This post is a response to a techrepublic post. You can read the full post here.
Unlike my usual fare, I’m going to cut to the chase and answer this question up front. The Chromebook (and it’s Linux-based Chromium OS) succeeds because it’s easy to use and it works. Simple. End of story.
Oh, but wait — it’s not really all that simple. There’s one additional point of interest, one that I’ve been harping on Linux distributions about for years. The Chromebook does one thing all other distributions do not…
Granted. Market is the only thing MOST of the GNU/Linux distros omit ( Just note that I said “most” not “all”). Except “Red hat”, “Ubuntu” and few others, rest of the GNU/Linux distros are not at all market oriented. But no doubt, they are great products. But why did they ignore the market? The answer is too simple – good products will neither target nor conquer the market. Market is the place where hypes and exaggerations rule. The GNU/Linux universe has a well built ecosystem and the users has a close awareness about it. So the target users will automatically get into the right distros, there is no need for a market study nor any kind of hypes. Take the example of Debian – they IGNORE the market as a whole. Their concern is not the market, it is stability, usability, security and so on. And so does MOST of the GNU/Linux distros. They have clear target users, and are not designed to conquer the market. Users do not mind the market.

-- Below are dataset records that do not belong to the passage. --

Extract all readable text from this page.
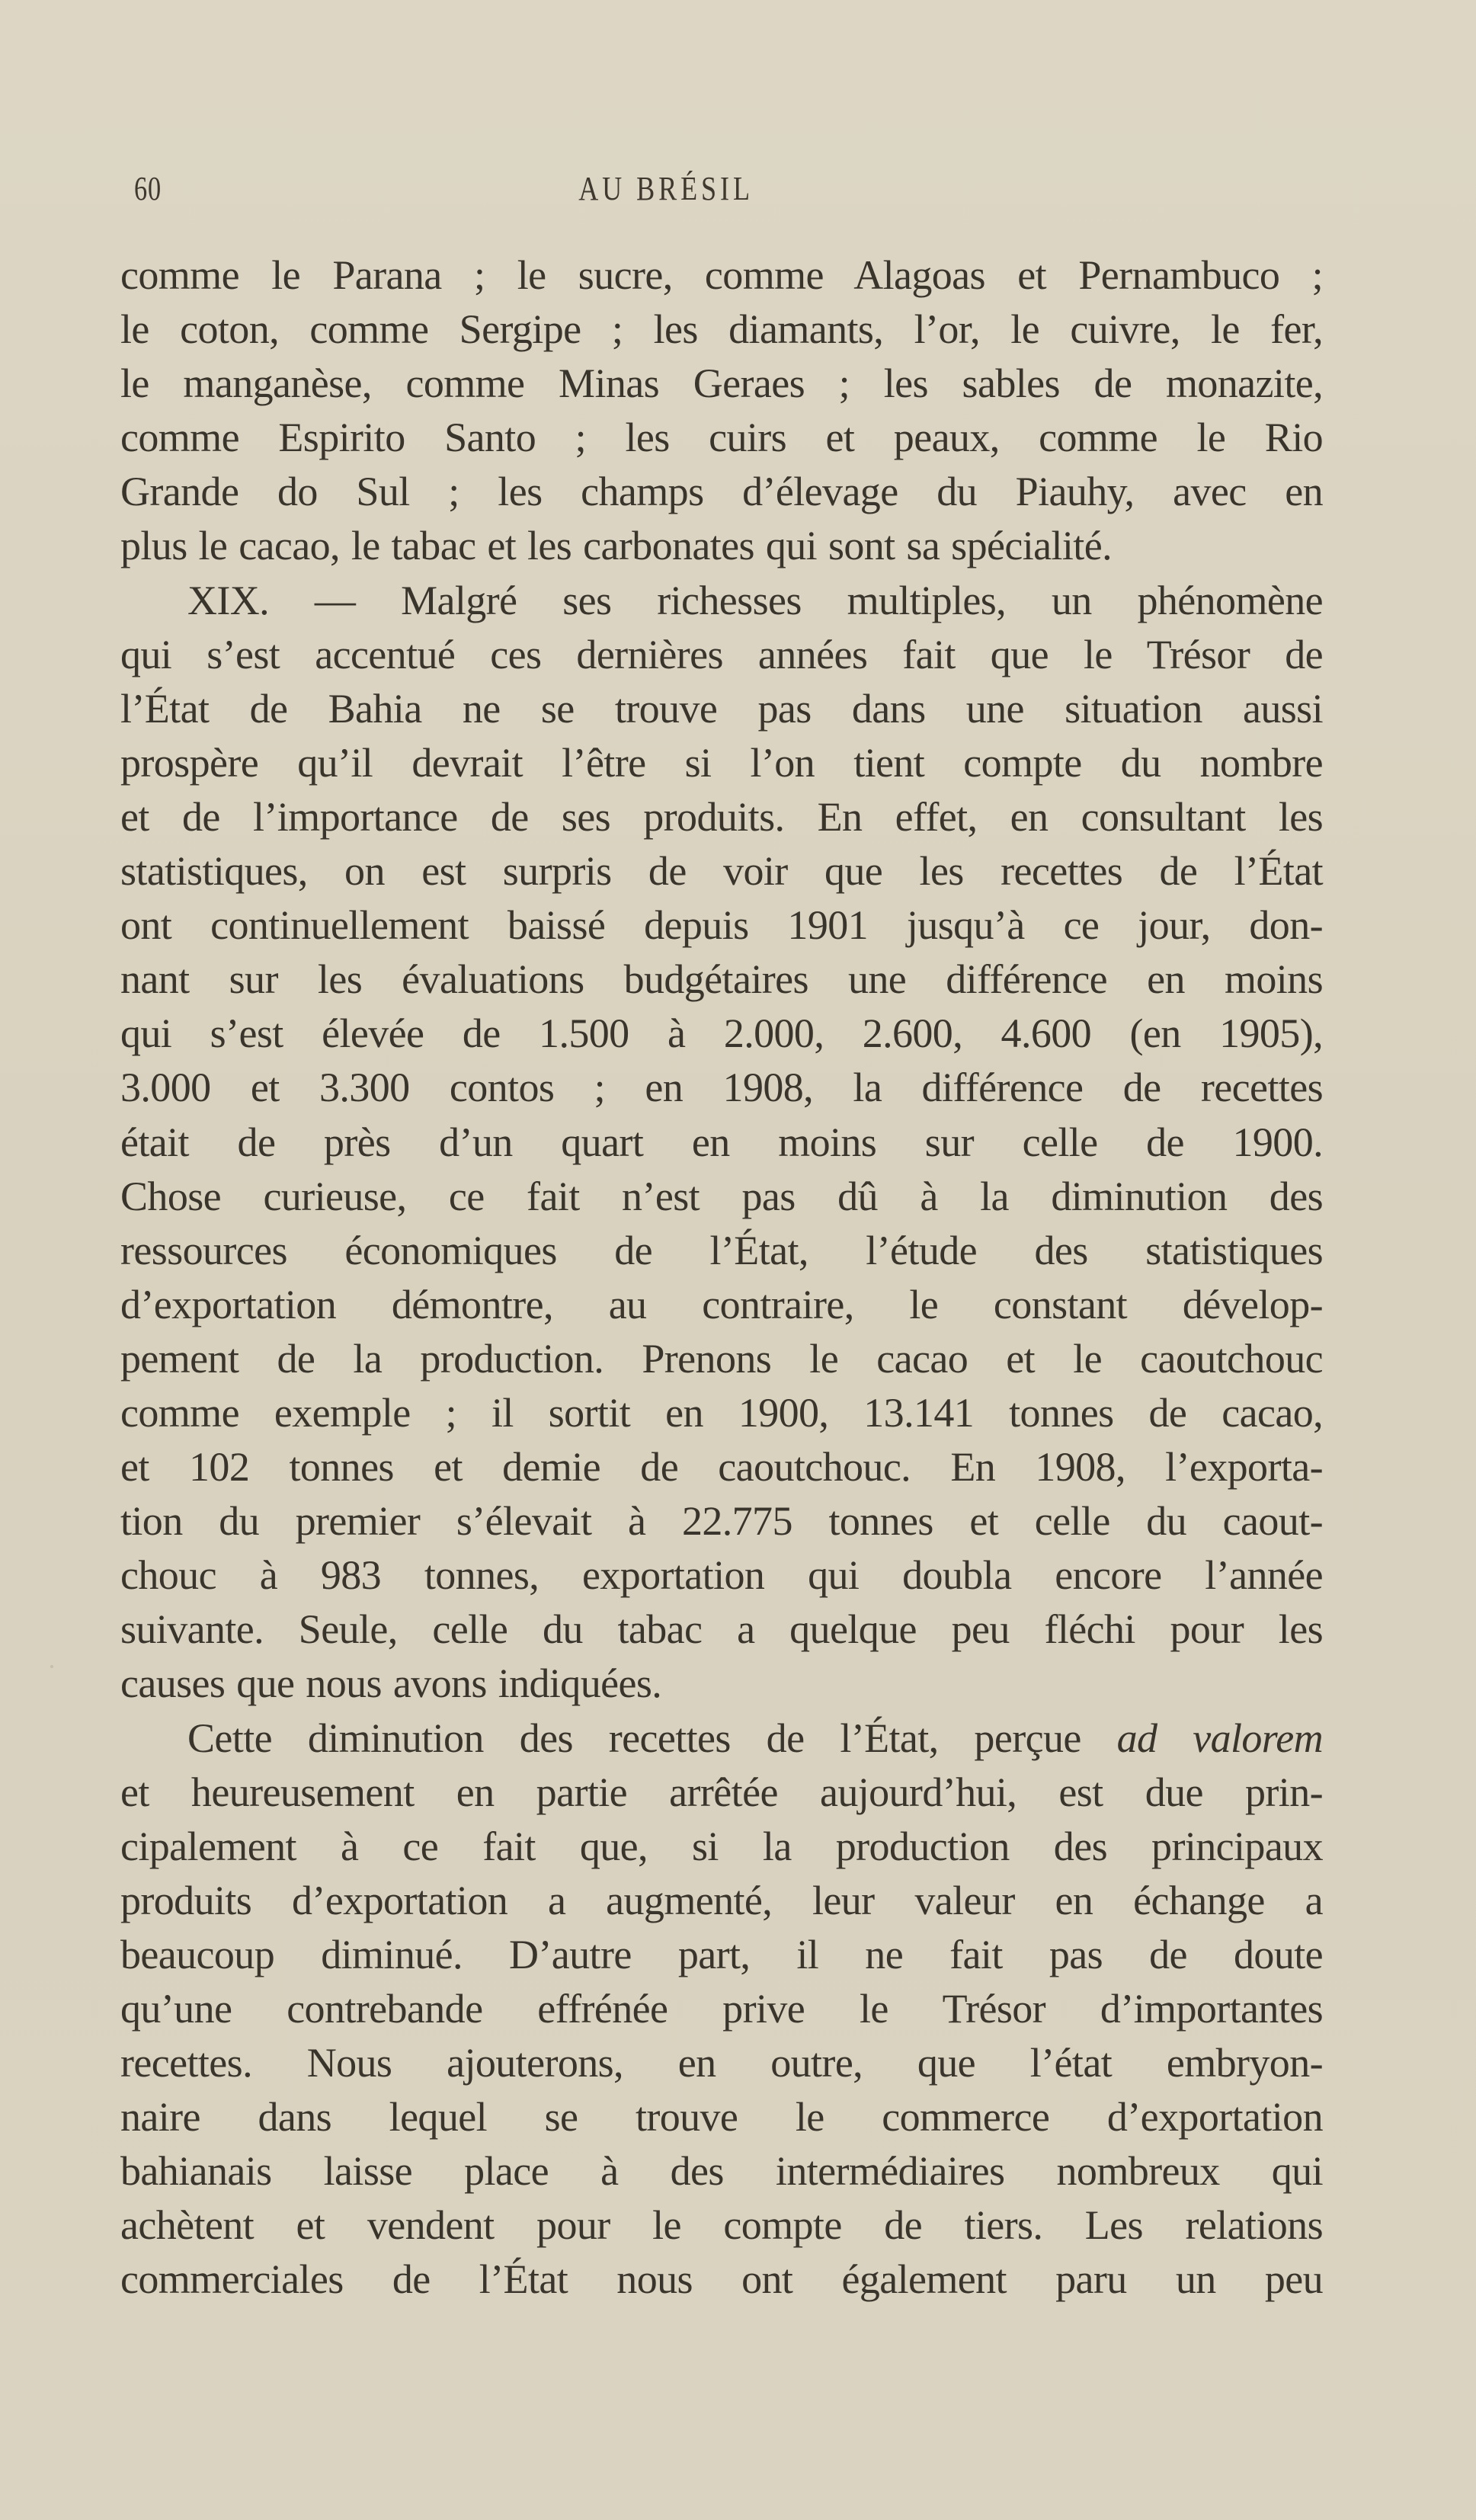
60	AU BRÉSIL
comme le Parana ; le sucre, comme Alagoas et Pernambuco ;
le coton, comme Sergipe ; les diamants, l’or, le cuivre, le fer,
le manganèse, comme Minas Geraes ; les sables de monazite,
comme Espirito Santo ; les cuirs et peaux, comme le Rio
Grande do Sul ; les champs d’élevage du Piauhy, avec en
plus le cacao, le tabac et les carbonates qui sont sa spécialité.
XIX. — Malgré ses richesses multiples, un phénomène
qui s’est accentué ces dernières années fait que le Trésor de
l’État de Bahia ne se trouve pas dans une situation aussi
prospère qu’il devrait l’être si l’on tient compte du nombre
et de l’importance de ses produits. En effet, en consultant les
statistiques, on est surpris de voir que les recettes de l’État
ont continuellement baissé depuis 1901 jusqu’à ce jour, don-
nant sur les évaluations budgétaires une différence en moins
qui s’est élevée de 1.500 à 2.000, 2.600, 4.600 (en 1905),
3.000 et 3.300 contos ; en 1908, la différence de recettes
était de près d’un quart en moins sur celle de 1900.
Chose curieuse, ce fait n’est pas dû à la diminution des
ressources économiques de l’État, l’étude des statistiques
d’exportation démontre, au contraire, le constant dévelop-
pement de la production. Prenons le cacao et le caoutchouc
comme exemple ; il sortit en 1900, 13.141 tonnes de cacao,
et 102 tonnes et demie de caoutchouc. En 1908, l’exporta-
tion du premier s’élevait à 22.775 tonnes et celle du caout-
chouc à 983 tonnes, exportation qui doubla encore l’année
suivante. Seule, celle du tabac a quelque peu fléchi pour les
causes que nous avons indiquées.
Cette diminution des recettes de l’État, perçue ad valorem
et heureusement en partie arrêtée aujourd’hui, est due prin-
cipalement à ce fait que, si la production des principaux
produits d’exportation a augmenté, leur valeur en échange a
beaucoup diminué. D’autre part, il ne fait pas de doute
qu’une contrebande effrénée prive le Trésor d’importantes
recettes. Nous ajouterons, en outre, que l’état embryon-
naire dans lequel se trouve le commerce d’exportation
bahianais laisse place à des intermédiaires nombreux qui
achètent et vendent pour le compte de tiers. Les relations
commerciales de l’État nous ont également paru un peu
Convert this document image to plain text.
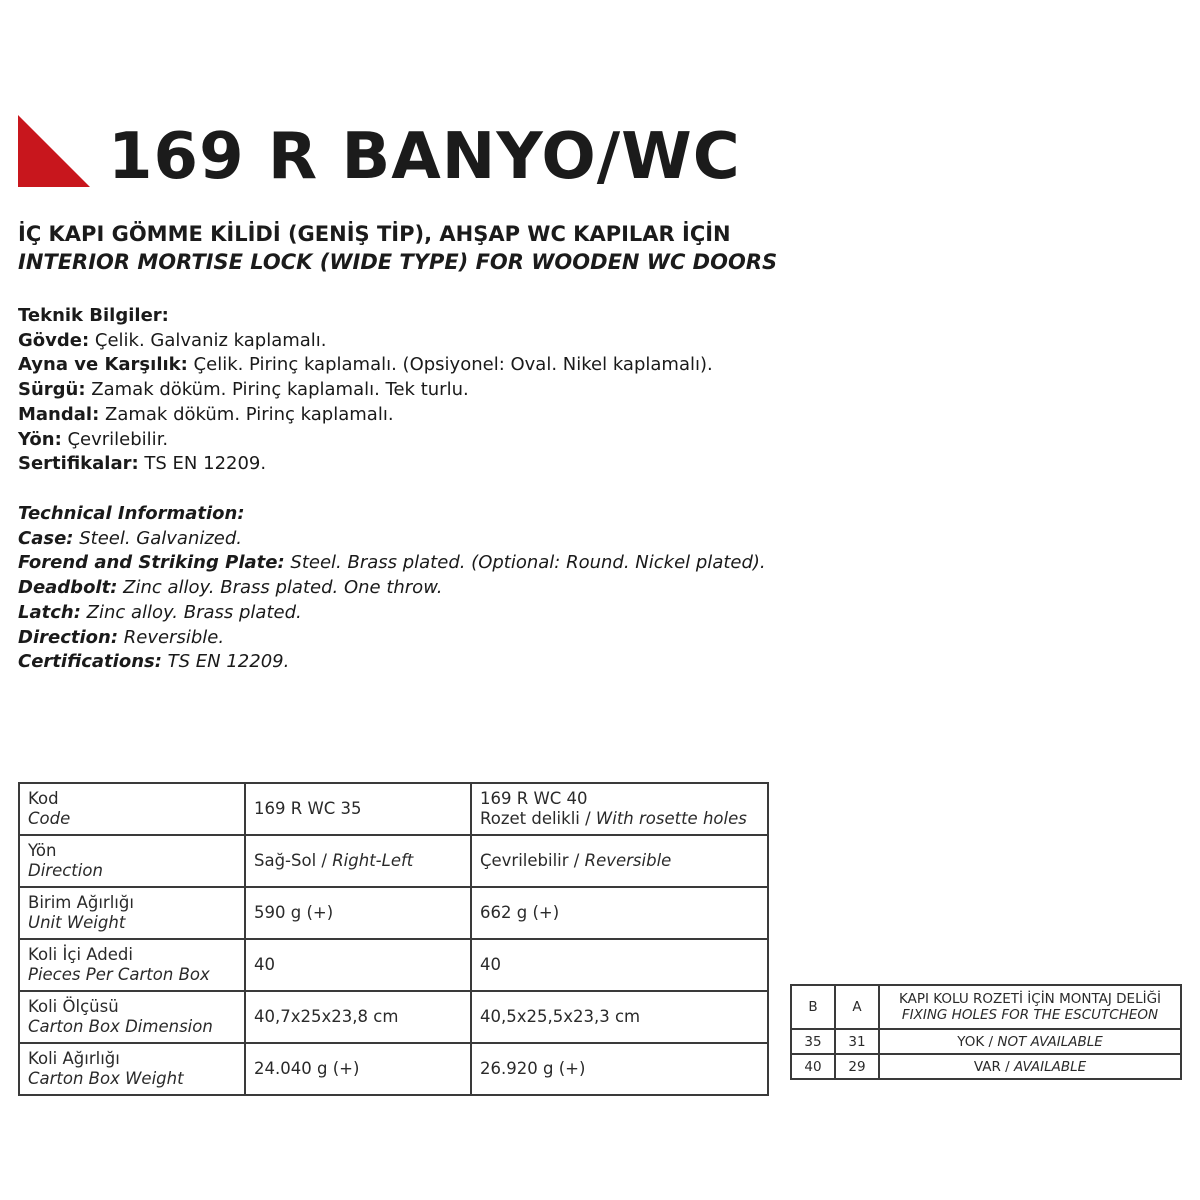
169 R BANYO/WC
İÇ KAPI GÖMME KİLİDİ (GENİŞ TİP), AHŞAP WC KAPILAR İÇİN
INTERIOR MORTISE LOCK (WIDE TYPE) FOR WOODEN WC DOORS
Teknik Bilgiler:
Gövde: Çelik. Galvaniz kaplamalı.
Ayna ve Karşılık: Çelik. Pirinç kaplamalı. (Opsiyonel: Oval. Nikel kaplamalı).
Sürgü: Zamak döküm. Pirinç kaplamalı. Tek turlu.
Mandal: Zamak döküm. Pirinç kaplamalı.
Yön: Çevrilebilir.
Sertifikalar: TS EN 12209.
Technical Information:
Case: Steel. Galvanized.
Forend and Striking Plate: Steel. Brass plated. (Optional: Round. Nickel plated).
Deadbolt: Zinc alloy. Brass plated. One throw.
Latch: Zinc alloy. Brass plated.
Direction: Reversible.
Certifications: TS EN 12209.
Kod
Code	169 R WC 35	169 R WC 40
Rozet delikli / With rosette holes

Yön
Direction	Sağ-Sol / Right-Left	Çevrilebilir / Reversible

Birim Ağırlığı
Unit Weight	590 g (+)	662 g (+)

Koli İçi Adedi
Pieces Per Carton Box	40	40

Koli Ölçüsü
Carton Box Dimension	40,7x25x23,8 cm	40,5x25,5x23,3 cm

Koli Ağırlığı
Carton Box Weight	24.040 g (+)	26.920 g (+)
B	A	KAPI KOLU ROZETİ İÇİN MONTAJ DELİĞİ
FIXING HOLES FOR THE ESCUTCHEON

35	31	YOK / NOT AVAILABLE
40	29	VAR / AVAILABLE
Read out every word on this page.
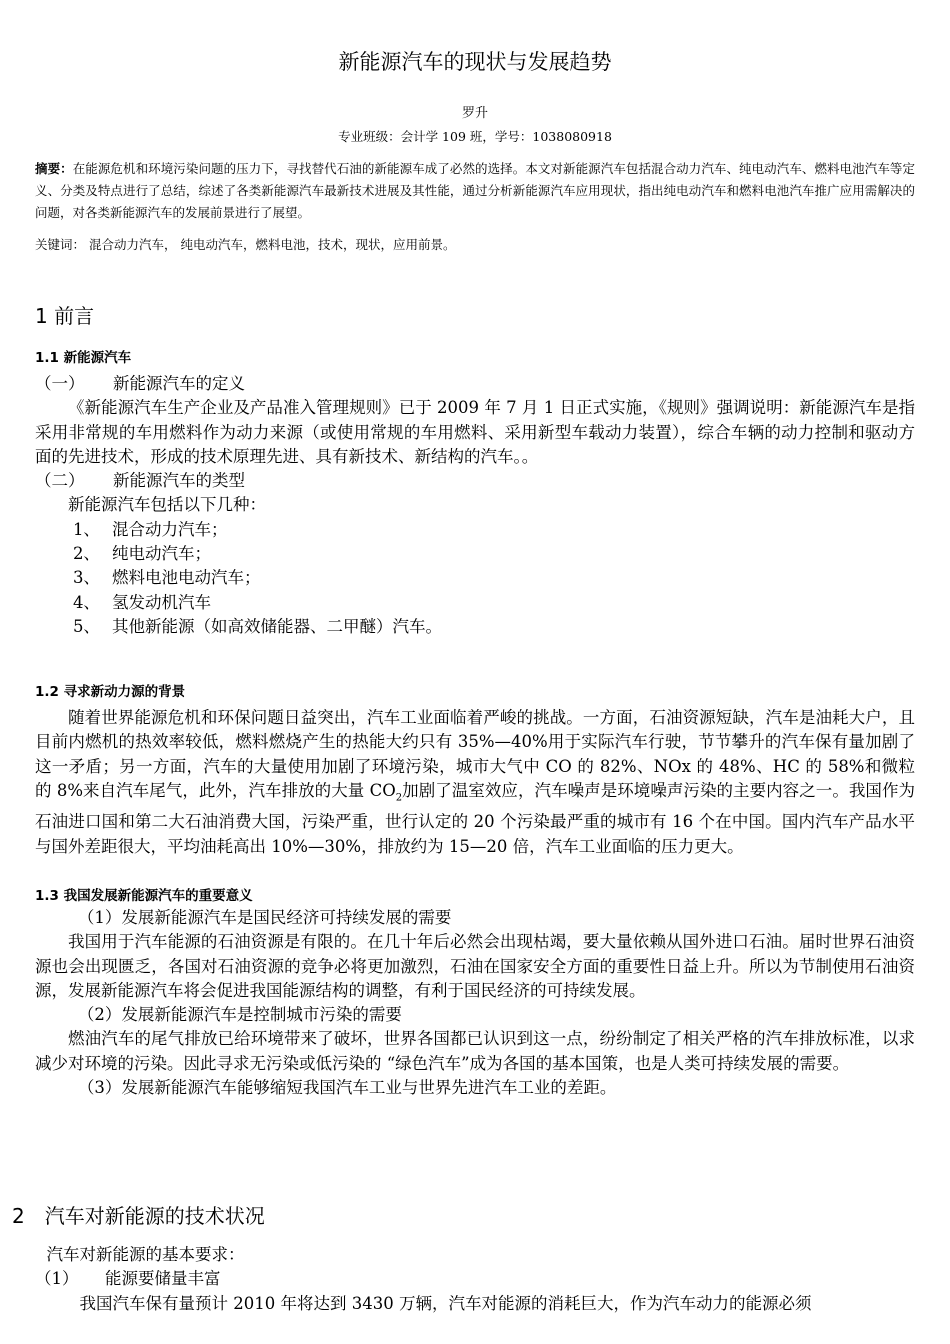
新能源汽车的现状与发展趋势
罗升
专业班级：会计学 109 班，学号：1038080918
摘要：在能源危机和环境污染问题的压力下，寻找替代石油的新能源车成了必然的选择。本文对新能源汽车包括混合动力汽车、纯电动汽车、燃料电池汽车等定义、分类及特点进行了总结，综述了各类新能源汽车最新技术进展及其性能，通过分析新能源汽车应用现状，指出纯电动汽车和燃料电池汽车推广应用需解决的问题，对各类新能源汽车的发展前景进行了展望。
关键词： 混合动力汽车， 纯电动汽车，燃料电池，技术，现状，应用前景。
1 前言
1.1 新能源汽车

（一）	新能源汽车的定义

《新能源汽车生产企业及产品准入管理规则》已于 2009 年 7 月 1 日正式实施，《规则》强调说明：新能源汽车是指采用非常规的车用燃料作为动力来源（或使用常规的车用燃料、采用新型车载动力装置），综合车辆的动力控制和驱动方面的先进技术，形成的技术原理先进、具有新技术、新结构的汽车。。

（二）	新能源汽车的类型

新能源汽车包括以下几种：

1、 混合动力汽车；

2、 纯电动汽车；

3、 燃料电池电动汽车；

4、 氢发动机汽车

5、 其他新能源（如高效储能器、二甲醚）汽车。

1.2 寻求新动力源的背景

随着世界能源危机和环保问题日益突出，汽车工业面临着严峻的挑战。一方面，石油资源短缺，汽车是油耗大户，且目前内燃机的热效率较低，燃料燃烧产生的热能大约只有 35%—40%用于实际汽车行驶，节节攀升的汽车保有量加剧了这一矛盾；另一方面，汽车的大量使用加剧了环境污染，城市大气中 CO 的 82%、NOx 的 48%、HC 的 58%和微粒的 8%来自汽车尾气，此外，汽车排放的大量 $CO_2$加剧了温室效应，汽车噪声是环境噪声污染的主要内容之一。我国作为石油进口国和第二大石油消费大国，污染严重，世行认定的 20 个污染最严重的城市有 16 个在中国。国内汽车产品水平与国外差距很大，平均油耗高出 10%—30%，排放约为 15—20 倍，汽车工业面临的压力更大。

1.3 我国发展新能源汽车的重要意义

（1）发展新能源汽车是国民经济可持续发展的需要

我国用于汽车能源的石油资源是有限的。在几十年后必然会出现枯竭，要大量依赖从国外进口石油。届时世界石油资源也会出现匮乏，各国对石油资源的竞争必将更加激烈，石油在国家安全方面的重要性日益上升。所以为节制使用石油资源，发展新能源汽车将会促进我国能源结构的调整，有利于国民经济的可持续发展。

（2）发展新能源汽车是控制城市污染的需要

燃油汽车的尾气排放已给环境带来了破坏，世界各国都已认识到这一点，纷纷制定了相关严格的汽车排放标准，以求减少对环境的污染。因此寻求无污染或低污染的 “绿色汽车”成为各国的基本国策，也是人类可持续发展的需要。

（3）发展新能源汽车能够缩短我国汽车工业与世界先进汽车工业的差距。

2　汽车对新能源的技术状况

汽车对新能源的基本要求：

（1）	能源要储量丰富

我国汽车保有量预计 2010 年将达到 3430 万辆，汽车对能源的消耗巨大，作为汽车动力的能源必须
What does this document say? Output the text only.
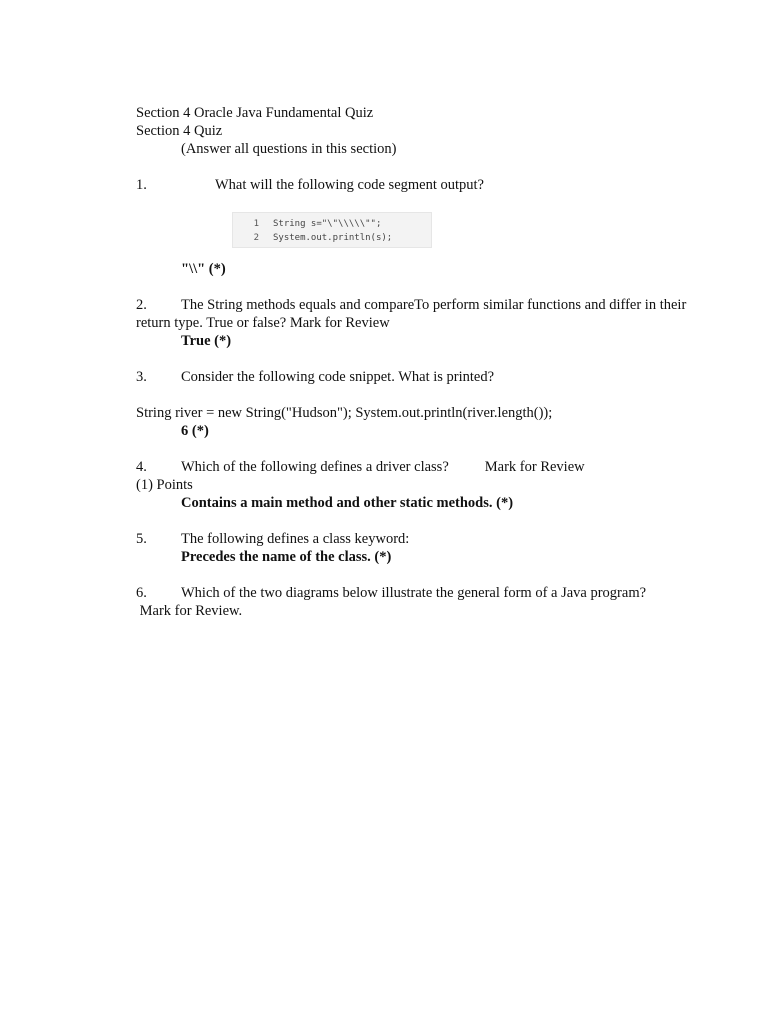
Section 4 Oracle Java Fundamental Quiz

Section 4 Quiz

(Answer all questions in this section)

1.	What will the following code segment output?

1	String s="\"\\\\\"";
2	System.out.println(s);

"\\" (*)

2. The String methods equals and compareTo perform similar functions and differ in their return type. True or false? Mark for Review

True (*)

3. Consider the following code snippet. What is printed?

String river = new String("Hudson"); System.out.println(river.length());

6 (*)

4. Which of the following defines a driver class? Mark for Review

(1) Points

Contains a main method and other static methods. (*)

5. The following defines a class keyword:

Precedes the name of the class. (*)

6. Which of the two diagrams below illustrate the general form of a Java program?

Mark for Review.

The true GNU/Linux users and activists are observing the entry of Chromebook with a little fear and excitement. The reason for fear is that Chromebook is a Linux based product focused on market strategies and hypes. So values of FREEDOM may not be present in such a market oriented product. The reason for excitement is that lots of new users may come forward to use Chromebook and thus Linux and Open Source products will get into the limelight. Thus people will understand the power of FLOSS (Free / Libre and Open Source Software) products.